L'infirmier en Creuse, la maraîchère de Seine-et-Marne et les transporteurs de la plaine de la Garonne ne demandent pas l'aumône, ils demandent à pouvoir travailler sans sombrer dans le désespoir.
Il y a urgence sociale mais il y a aussi une urgence de sincérité budgétaire. Votre budget « 49.3 », adopté il y a deux mois à peine, est caduc ; vos hypothèses de croissance et d'inflation sont obsolètes ; pis, la hausse des taux alourdit la charge de notre dette de 3,6 milliards d'euros.
Pour faire face à ce dérapage, vous annonciez le 21 avril par voie de de presse une purge de 6 milliards d'économies nouvelles – économies que vous aviez d'ailleurs initiées en toute discrétion à peine quelques jours après votre 49.3, soit un mois avant le début de la guerre en Iran.
Depuis lors, nous attendons de savoir où va tomber le couperet de ces 6 milliards – 4 pour l'État, 2 pour la sphère sociale. Quels hôpitaux verront leurs crédits gelés ? Quelles écoles perdront leurs moyens ? Quelles aides sociales seront sacrifiées sur l'autel de votre politique budgétaire régressive ? Vous pilotez la France par décrets d'annulation ou gels de crédits en fuyant le débat démocratique : c'est inacceptable !

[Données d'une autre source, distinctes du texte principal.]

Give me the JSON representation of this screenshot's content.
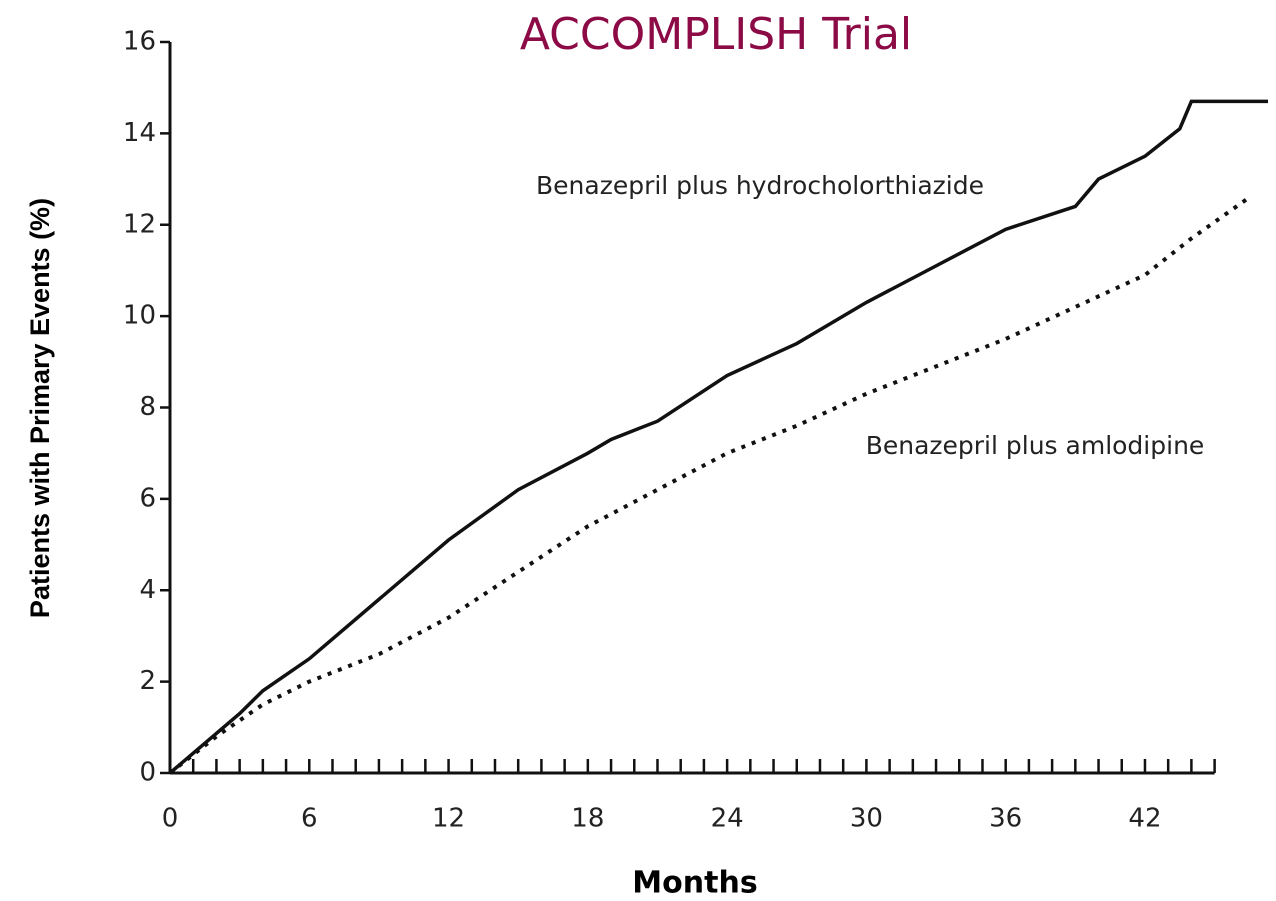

Ma question est simple : face à une crise qui s'enlise, allez-vous enfin déposer un projet de loi de finances rectificative ? C'est la seule voie légale pour que le Parlement, et non un obscur « comité d'alerte », donne son quitus à la gestion des deniers publics. Au lieu de tailler dans nos services publics, allez-vous enfin soutenir notre proposition d'instaurer une contribution de solidarité sur les superprofits ? Il est temps de choisir votre camp : les profiteurs de crise ou le pouvoir de vivre des Français.